Dass nicht der Sachverständige selbst, sondern die von ihm damit beauftragte Sekretärin die Frist unzutreffend eingetragen hat, ist kein hinreichender Entschuldigungsgrund. Die Pflicht zur fristgerechten Gutachtenserstellung und die damit einhergehenden Sorgfaltspflichten treffen den vom Gericht ernannten Sachverständigen persönlich (vgl. § 407, § 407a Abs. 2 ZPO). Soweit er sich bei Erledigung des Gutachtensauftrags im Rahmen seiner Organisation Hilfspersonal bedient (z.B. zur Koordinierung der Aufträge, Eintrag der Fristen, Schreiben des Gutachtens etc.), entbindet ihn dies nicht von seinen Pflichten als Sachverständiger dem Gericht gegenüber. Vielmehr muss der Sachverständige, der von den Vorteilen der Aufgabenübertragung an seine Sekretärin profitiert, sich andererseits auch die Nachteile dieser Aufgabenübertragung zurechnen lassen (vgl. § 278 BGB). Dass der Sachverständige - zumindest stichprobenartig - selbst Fristenkontrollen durchführt bzw. durchgeführt hat, ist nicht ersichtlich.
Allerdings ist eine Herabsetzung der Höhe des Ordnungsgeldes auf 200,- Euro geboten. Die Höhe des Ordnungsgeldes richtet sich nach Art. 6 Abs. 1 des Einführungsgesetzes zum Strafgesetzbuch (EGStGB). Danach ist ein Rahmen von 5,00 EUR bis 1.000,00 Euro vorgegeben, innerhalb dessen sich das Ordnungsgeld bewegen kann. Bei der Zumessung hat das Gericht die Umstände, die für oder gegen den Beschwerdeführer sprechen, gegeneinander abzuwägen. Dabei ist auf das Maß der Pflichtwidrigkeit, die Art des Verstoßes und dessen schuldhafte Auswirkungen sowie auf die persönlichen und wirtschaftlichen Verhältnisse des Beschwerdeführers abzustellen, nicht hingegen auf die wirtschaftlichen Verhältnisse des vom Bf. eingeschalteten Hilfspersonals. Denn das Ordnungsgeld wird nur und ausschließlich gegenüber dem Bf. verhängt.
Der Senat berücksichtigt aber, dass bei versehentlicher Eintragung der Frist auf den 30.04.2012 der Fehler erst mit dem Ordnungsgeldbeschluss entdeckt werden konnte und daher das Maß der Pflichtwidrigkeit nur als gering anzusehen ist.

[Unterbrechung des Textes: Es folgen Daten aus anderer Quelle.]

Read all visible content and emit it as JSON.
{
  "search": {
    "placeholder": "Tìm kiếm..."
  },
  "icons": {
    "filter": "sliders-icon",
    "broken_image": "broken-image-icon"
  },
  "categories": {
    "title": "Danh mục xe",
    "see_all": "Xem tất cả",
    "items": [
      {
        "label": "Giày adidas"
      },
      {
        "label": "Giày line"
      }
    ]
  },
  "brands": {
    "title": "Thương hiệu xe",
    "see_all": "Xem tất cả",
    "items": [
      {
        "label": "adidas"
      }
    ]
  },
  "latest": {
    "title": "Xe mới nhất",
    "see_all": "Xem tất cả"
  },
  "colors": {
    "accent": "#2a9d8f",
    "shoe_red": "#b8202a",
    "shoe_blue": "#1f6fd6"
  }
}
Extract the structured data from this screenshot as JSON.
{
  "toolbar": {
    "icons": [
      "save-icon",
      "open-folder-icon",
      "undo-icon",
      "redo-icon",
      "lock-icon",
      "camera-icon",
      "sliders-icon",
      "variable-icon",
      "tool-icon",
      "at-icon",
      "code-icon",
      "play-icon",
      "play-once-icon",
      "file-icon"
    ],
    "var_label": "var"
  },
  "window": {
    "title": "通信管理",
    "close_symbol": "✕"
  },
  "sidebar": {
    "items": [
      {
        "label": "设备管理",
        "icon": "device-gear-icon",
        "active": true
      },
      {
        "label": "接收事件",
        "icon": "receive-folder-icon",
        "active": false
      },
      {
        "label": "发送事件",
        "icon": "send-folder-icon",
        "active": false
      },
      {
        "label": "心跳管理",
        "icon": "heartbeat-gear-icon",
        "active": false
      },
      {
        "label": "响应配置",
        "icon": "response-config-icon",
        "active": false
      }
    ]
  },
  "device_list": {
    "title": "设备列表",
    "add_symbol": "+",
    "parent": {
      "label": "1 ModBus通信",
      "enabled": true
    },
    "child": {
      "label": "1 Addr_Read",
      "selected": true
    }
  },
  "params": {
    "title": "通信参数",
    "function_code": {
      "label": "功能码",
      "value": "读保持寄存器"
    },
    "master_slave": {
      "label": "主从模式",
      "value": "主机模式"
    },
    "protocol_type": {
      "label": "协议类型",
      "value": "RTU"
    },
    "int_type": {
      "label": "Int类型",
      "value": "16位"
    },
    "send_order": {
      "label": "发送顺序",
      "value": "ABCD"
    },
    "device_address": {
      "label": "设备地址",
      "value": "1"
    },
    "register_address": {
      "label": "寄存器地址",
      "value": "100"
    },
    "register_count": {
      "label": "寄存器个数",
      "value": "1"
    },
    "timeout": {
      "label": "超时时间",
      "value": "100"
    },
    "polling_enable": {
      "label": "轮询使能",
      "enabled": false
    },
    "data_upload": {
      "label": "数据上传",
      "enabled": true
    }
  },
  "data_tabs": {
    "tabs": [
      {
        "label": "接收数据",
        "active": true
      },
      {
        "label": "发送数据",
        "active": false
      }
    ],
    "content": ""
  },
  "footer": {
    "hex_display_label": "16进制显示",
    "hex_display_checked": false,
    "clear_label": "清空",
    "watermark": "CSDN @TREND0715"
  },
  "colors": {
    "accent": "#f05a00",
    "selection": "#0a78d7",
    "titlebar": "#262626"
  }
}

Die Kostenentscheidung folgt aus § 197 a SGG in Verbindung mit § 154 Abs. 1 und 2 Verwaltungsgerichtsordnung. Danach waren dem Beschwerdeführer, der nicht zu dem kostenprivilegierten Personenkreis des § 183 SGG gehört, die Kosten des Beschwerdeverfahrens zu 1/3 aufzuerlegen und ihm andererseits Kosten in Höhe von 2/3 wegen seines Teilerfolgs zu erstatten.
Der Streitwert war entsprechend der Höhe des in Streit stehenden Ordnungsgeldes festzusetzen (§ 52 Abs. 1 Gerichtskostengesetz).
Der Beschluss ist gemäß § 177 SGG nicht anfechtbar.